# Short 3hr Escambia trip



## Cousin-it (Apr 10, 2012)

Bite was tough but my buddy and I caught 22 Bass and 1 rat red.Dont know why these lil reds are showing up in the river but hay they are fun!!!


----------



## Buckchaser (Jan 28, 2014)

22 bass. Tough bite?


----------



## ThaFish (Feb 27, 2013)

Yeah, sounds like the bite was real tough out there. Sorry you guys couldn't at least find two dozen....


----------



## tips n tails (Mar 2, 2011)

ThaFish said:


> Yeah, sounds like the bite was real tough out there. Sorry you guys couldn't at least find two dozen....
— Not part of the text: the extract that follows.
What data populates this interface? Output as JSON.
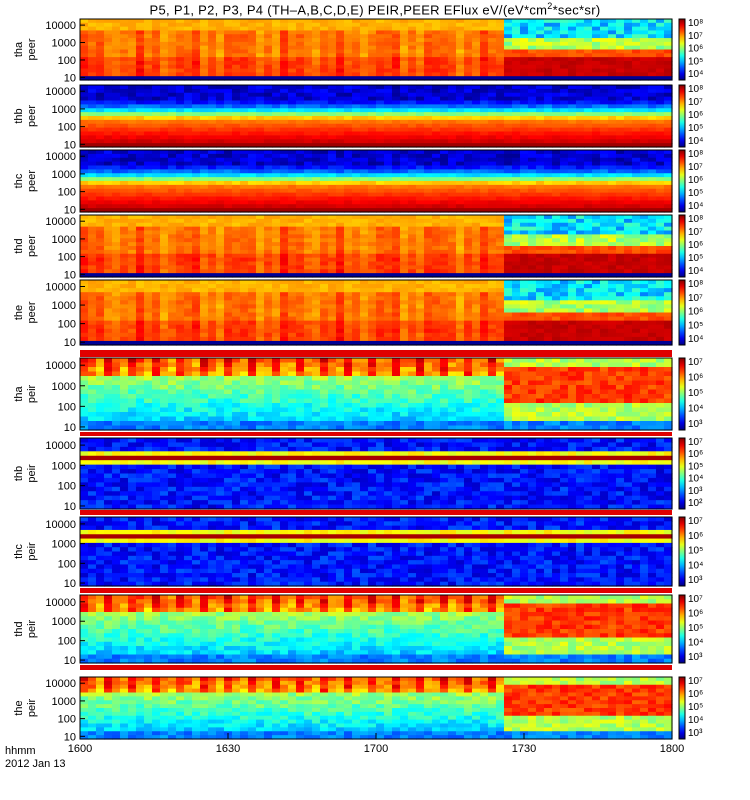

:laughing::laughing::laughing:


----------



## castnet (Sep 5, 2012)

I spoke with Bert [cousin-it] last night for about 2 hours. He was very informative and knowledgeable about how to Bass fish. Told me things he didn't have to share with me, but did anyway. He also offered me a trip with him in his boat which I'm going to take him up on. A lot of the ways he fishes I've never tried. I'm always game to go with some one who know where to go and how to catch them. Bert, will give you a call in the near future and we will get hooked up. Thanks for all the information last night. Keep up the good fishing and post. Mike


----------



## Cousin-it (Apr 10, 2012)

castnet said:


> I spoke with Bert [cousin-it] last night for about 2 hours. He was very informative and knowledgeable about how to Bass fish. Told me things he didn't have to share with me, but did anyway. He also offered me a trip with him in his boat which I'm going to take him up on. A lot of the ways he fishes I've never tried. I'm always game to go with some one who know where to go and how to catch them. Bert, will give you a call in the near future and we will get hooked up. Thanks for all the information last night. Keep up the good fishing and post. Mike


Damm Mike you make me sound like some pro or something.Iam just someone who likes to fish and try to do the best I can.There are plenty of people that can out fish me!!! But thanks for the complements I try hard to do the best at everything I do.


----------



## castnet (Sep 5, 2012)

You are more than welcome. I seen where you called. Been down with a cold and had the phone on vib'. Will get up with you in a couple of days. Thanks, Mike


----------



## Fish Sticks (Feb 28, 2014)

sweet catchin. Definitely need to hit you up when bass boat is done


----------